The activation-induced adenosine deaminase (AID) has also been fused to dCas9 to achieve direct A-G conversion at the target sites. Notably, in the absence of UGI in the complex, the dCas9-AID complex becomes a powerful local mutagenic agent that acts as a gain of function screening tool. These novel base-editing approaches significantly expand the scope of gene targeting. Researchers harnessed the efficiency of this CRISPR base editor to alter genetic code and introduce early STOP codons in genes. Studies showed that by editing C into T at CGA (Arg), CAG (Gln), and CAA (Gln) codons, we can create TGA (opal), TAG (amber), or TAA (ochre) STOP codons, respectively.
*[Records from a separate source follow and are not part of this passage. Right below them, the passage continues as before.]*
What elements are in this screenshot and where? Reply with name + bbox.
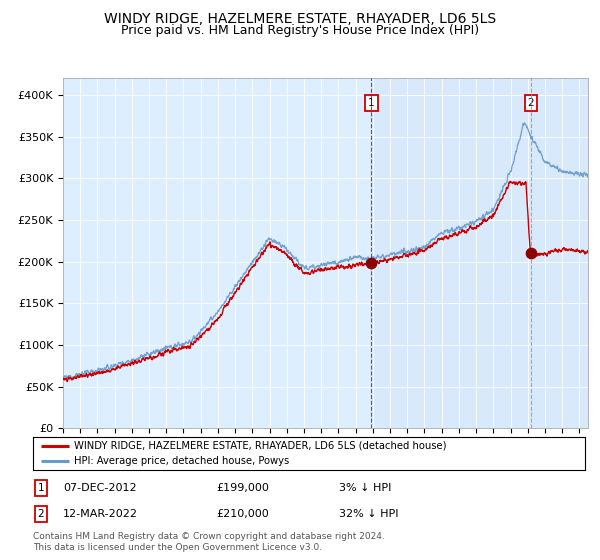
Text: 32% ↓ HPI: 32% ↓ HPI (339, 509, 398, 519)
Bar (371, 78, 588, 428)
Text: Price paid vs. HM Land Registry's House Price Index (HPI): Price paid vs. HM Land Registry's House … (121, 24, 479, 36)
Text: WINDY RIDGE, HAZELMERE ESTATE, RHAYADER, LD6 5LS: WINDY RIDGE, HAZELMERE ESTATE, RHAYADER,… (104, 12, 496, 26)
Text: 07-DEC-2012: 07-DEC-2012 (63, 483, 137, 493)
Text: £210,000: £210,000 (216, 509, 269, 519)
Text: HPI: Average price, detached house, Powys: HPI: Average price, detached house, Powy… (74, 456, 290, 466)
Text: 12-MAR-2022: 12-MAR-2022 (63, 509, 138, 519)
Text: 2: 2 (528, 99, 535, 109)
Text: 2: 2 (37, 509, 44, 519)
Text: 3% ↓ HPI: 3% ↓ HPI (339, 483, 391, 493)
Text: 1: 1 (37, 483, 44, 493)
Point (526, 249, 536, 258)
Text: Contains HM Land Registry data © Crown copyright and database right 2024.: Contains HM Land Registry data © Crown c… (33, 532, 385, 541)
Text: £199,000: £199,000 (216, 483, 269, 493)
Text: 1: 1 (368, 99, 375, 109)
Point (367, 258, 376, 267)
Text: WINDY RIDGE, HAZELMERE ESTATE, RHAYADER, LD6 5LS (detached house): WINDY RIDGE, HAZELMERE ESTATE, RHAYADER,… (74, 441, 447, 451)
Text: This data is licensed under the Open Government Licence v3.0.: This data is licensed under the Open Gov… (33, 543, 322, 552)
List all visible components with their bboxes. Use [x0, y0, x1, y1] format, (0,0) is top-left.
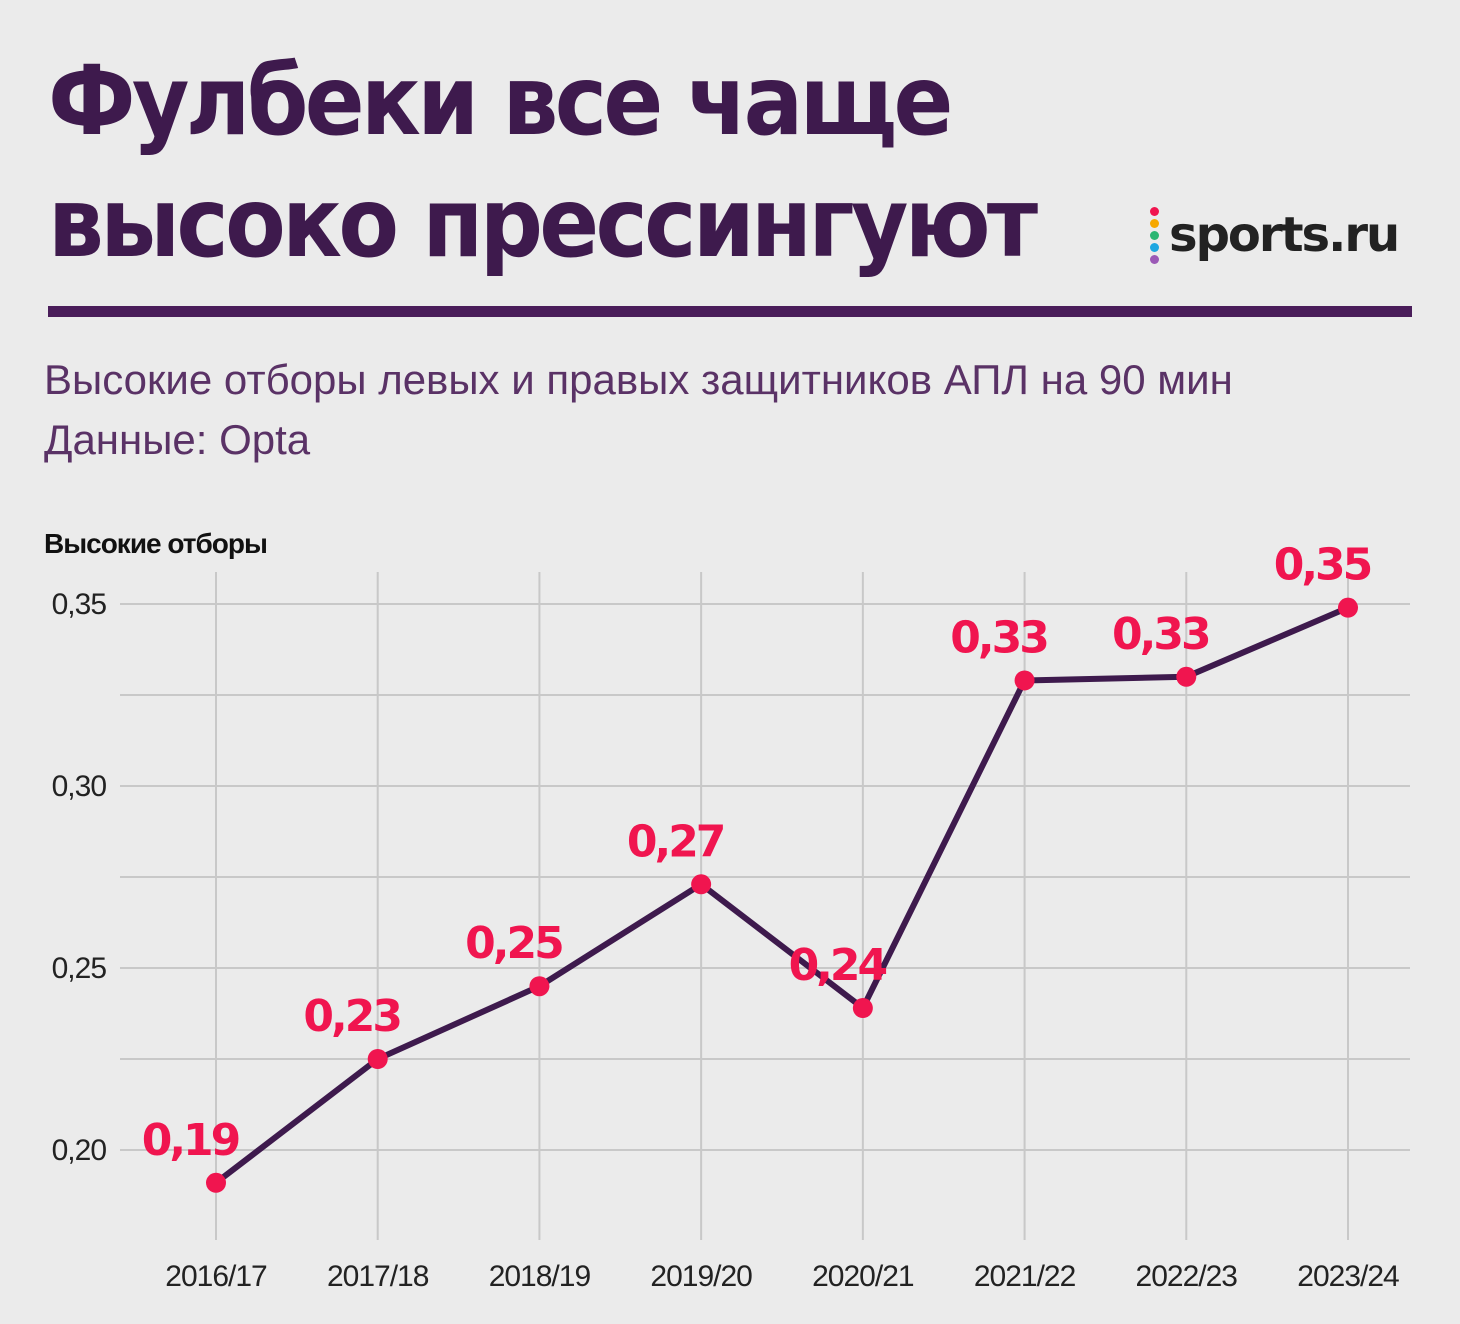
x-tick-label: 2018/19 [489, 1260, 591, 1293]
logo-dots-icon [1150, 206, 1159, 264]
data-label: 0,33 [950, 612, 1047, 663]
x-tick-label: 2016/17 [165, 1260, 267, 1293]
logo-dot [1150, 230, 1159, 240]
data-label: 0,27 [627, 816, 724, 867]
y-tick-label: 0,35 [52, 588, 107, 621]
data-point [1014, 670, 1035, 691]
data-point [529, 976, 550, 997]
data-label: 0,24 [789, 940, 887, 991]
data-label: 0,33 [1112, 609, 1209, 660]
data-labels: 0,19 0,23 0,25 0,27 0,24 0,33 0,33 0,35 [142, 540, 1374, 1166]
subtitle-line-1: Высокие отборы левых и правых защитников… [44, 356, 1233, 403]
x-tick-label: 2022/23 [1136, 1260, 1238, 1293]
x-tick-label: 2021/22 [974, 1260, 1076, 1293]
x-tick-label: 2017/18 [327, 1260, 429, 1293]
sports-ru-logo: sports.ru [1150, 200, 1400, 270]
logo-text: sports.ru [1169, 207, 1400, 263]
title-line-2: высоко прессингуют [48, 167, 1038, 279]
data-point [852, 998, 873, 1019]
title-divider [48, 306, 1412, 317]
data-point [367, 1049, 388, 1069]
data-label: 0,19 [142, 1115, 239, 1166]
data-point [206, 1172, 226, 1193]
y-tick-label: 0,25 [52, 952, 107, 985]
data-label: 0,23 [303, 991, 400, 1042]
logo-dot [1150, 254, 1159, 264]
logo-dot [1150, 218, 1159, 228]
x-tick-label: 2020/21 [812, 1260, 914, 1293]
series-polyline [214, 604, 1350, 1186]
subtitle-line-2: Данные: Opta [44, 416, 311, 463]
chart-title: Фулбеки все чаще высоко прессингуют [48, 40, 1038, 284]
axis-labels: 0,20 0,25 0,30 0,35 2016/17 2017/18 2018/19 201… [52, 588, 1400, 1293]
data-label: 0,35 [1274, 540, 1371, 591]
data-point [1176, 666, 1197, 687]
data-label: 0,25 [465, 918, 562, 969]
data-point [1338, 597, 1358, 618]
logo-dot [1150, 206, 1159, 216]
y-axis-title: Высокие отборы [44, 528, 268, 559]
x-tick-label: 2023/24 [1297, 1260, 1399, 1293]
chart-subtitle: Высокие отборы левых и правых защитников… [44, 350, 1233, 470]
grid [120, 572, 1410, 1240]
logo-dot [1150, 242, 1159, 252]
data-point [691, 874, 712, 895]
data-points [206, 597, 1358, 1193]
x-tick-label: 2019/20 [650, 1260, 752, 1293]
y-tick-label: 0,20 [52, 1134, 107, 1167]
series-line [214, 604, 1350, 1186]
title-line-1: Фулбеки все чаще [48, 45, 953, 157]
y-tick-label: 0,30 [52, 770, 107, 803]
The CRISPR-STOP approach is an efficient and less deleterious alternative to WT-Cas9-mediated gene knockout (KO) studies.

CRISPR Gene Editing Related References

1. Mei et al. Modified Cas (CRISPR-associated proteins) for Genome Editing and Beyond. Advanced Techniques in Biology & Medicine. 2016; 4:3.
2. Mazhar Adli. The CRISPR tool kit for genome editing and beyond. NATURE COMMUNICATIONS. May 15 2018; 9:1911.
3. Ianis G. Matsoukas. Commentary: RNA editing with CRISPR-Cas13. Front Genet. Apr 18 2018; 9:134.
4. Zhang. Genome Editing with ZFN, TALEN and CRISPR-Cas Systems:The Applications and Future Prospects. Adv Genet Eng. Feb 1 2014; 3:1.
5. Khatodia and Khurana. Trending: the Cas nuclease mediated genome editing technique. Biotech Today. December 2014; Vol. 4, No. 1:46-49.